当前位置:   article > 正文

数据增强 数据集扩充_数据扩充的抽象总结

句子扩写 数据集

数据增强 数据集扩充

班级分配不均衡的创新解决方案 (A Creative Solution to Imbalanced Class Distribution)

Imbalanced class distribution is a common problem in Machine Learning. I was recently confronted with this issue when training a sentiment classification model. Certain categories were far more prevalent than others and the predictive quality of the model suffered. The first technique I used to address this was random under-sampling, wherein I randomly sampled a subset of rows from each category up to a ceiling threshold. I selected a ceiling that reasonably balanced the upper 3 classes. Although a small improvement was observed, the model was still far from optimal.

班级分配不平衡是机器学习中的常见问题。 最近,我在训练情感分类模型时遇到了这个问题。 某些类别比其他类别更为普遍,因此模型的预测质量受到影响。 我用来解决此问题的第一个技术是随机欠采样,其中我从每个类别中随机采样了行的子集,直到上限阈值。 我选择了一个合理地平衡前三类的上限。 尽管观察到很小的改进,但是该模型仍远非最佳。

I needed a way to deal with the under-represented classes. I could not rely on traditional techniques used in multi-class classification such as sample and class weighting, as I was working with a multi-label dataset. It became evident that I would need to leverage oversampling in this situation.

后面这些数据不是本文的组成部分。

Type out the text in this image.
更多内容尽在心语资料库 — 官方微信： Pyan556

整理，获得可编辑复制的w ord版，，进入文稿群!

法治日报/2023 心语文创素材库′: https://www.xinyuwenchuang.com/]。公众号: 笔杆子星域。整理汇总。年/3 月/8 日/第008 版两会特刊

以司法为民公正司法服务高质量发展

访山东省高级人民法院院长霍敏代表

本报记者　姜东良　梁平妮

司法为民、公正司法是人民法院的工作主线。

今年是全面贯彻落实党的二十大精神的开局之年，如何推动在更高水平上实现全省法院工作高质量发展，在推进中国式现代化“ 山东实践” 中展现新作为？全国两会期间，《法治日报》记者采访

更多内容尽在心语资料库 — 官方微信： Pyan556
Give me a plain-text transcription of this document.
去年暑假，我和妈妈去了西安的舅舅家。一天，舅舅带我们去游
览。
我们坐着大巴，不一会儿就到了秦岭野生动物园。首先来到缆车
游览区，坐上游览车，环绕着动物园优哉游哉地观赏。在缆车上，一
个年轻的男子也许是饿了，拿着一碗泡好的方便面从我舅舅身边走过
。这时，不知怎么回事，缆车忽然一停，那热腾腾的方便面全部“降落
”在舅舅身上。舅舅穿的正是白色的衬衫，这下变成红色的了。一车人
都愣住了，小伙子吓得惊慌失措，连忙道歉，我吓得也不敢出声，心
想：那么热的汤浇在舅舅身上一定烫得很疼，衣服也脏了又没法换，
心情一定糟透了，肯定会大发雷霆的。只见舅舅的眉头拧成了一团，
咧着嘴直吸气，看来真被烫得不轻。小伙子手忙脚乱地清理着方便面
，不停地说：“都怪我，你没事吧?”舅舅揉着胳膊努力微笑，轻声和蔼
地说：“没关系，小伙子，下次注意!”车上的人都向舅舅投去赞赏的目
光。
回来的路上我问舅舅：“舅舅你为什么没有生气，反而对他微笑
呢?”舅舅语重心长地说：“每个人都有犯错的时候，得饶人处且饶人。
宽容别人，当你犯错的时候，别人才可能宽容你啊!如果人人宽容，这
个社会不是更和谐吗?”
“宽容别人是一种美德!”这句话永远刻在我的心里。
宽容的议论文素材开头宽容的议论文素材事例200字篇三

我需要一种方法来处理代表性不足的课程。 当我使用多标签数据集时,我不能依赖于用于多类分类的传统技术,例如样本和类加权。 很明显,在这种情况下,我需要利用过度采样。

A technique such as SMOTE (Synthetic Minority Over-sampling Technique) can be effective for oversampling, although the problem again becomes a bit more difficult with multi-label datasets. MLSMOTE (Multi-Label Synthetic Minority Over-sampling Technique) has been proposed [1], but the high dimensional nature of the numerical vectors created from text can sometimes make other forms of data augmentation more appealing.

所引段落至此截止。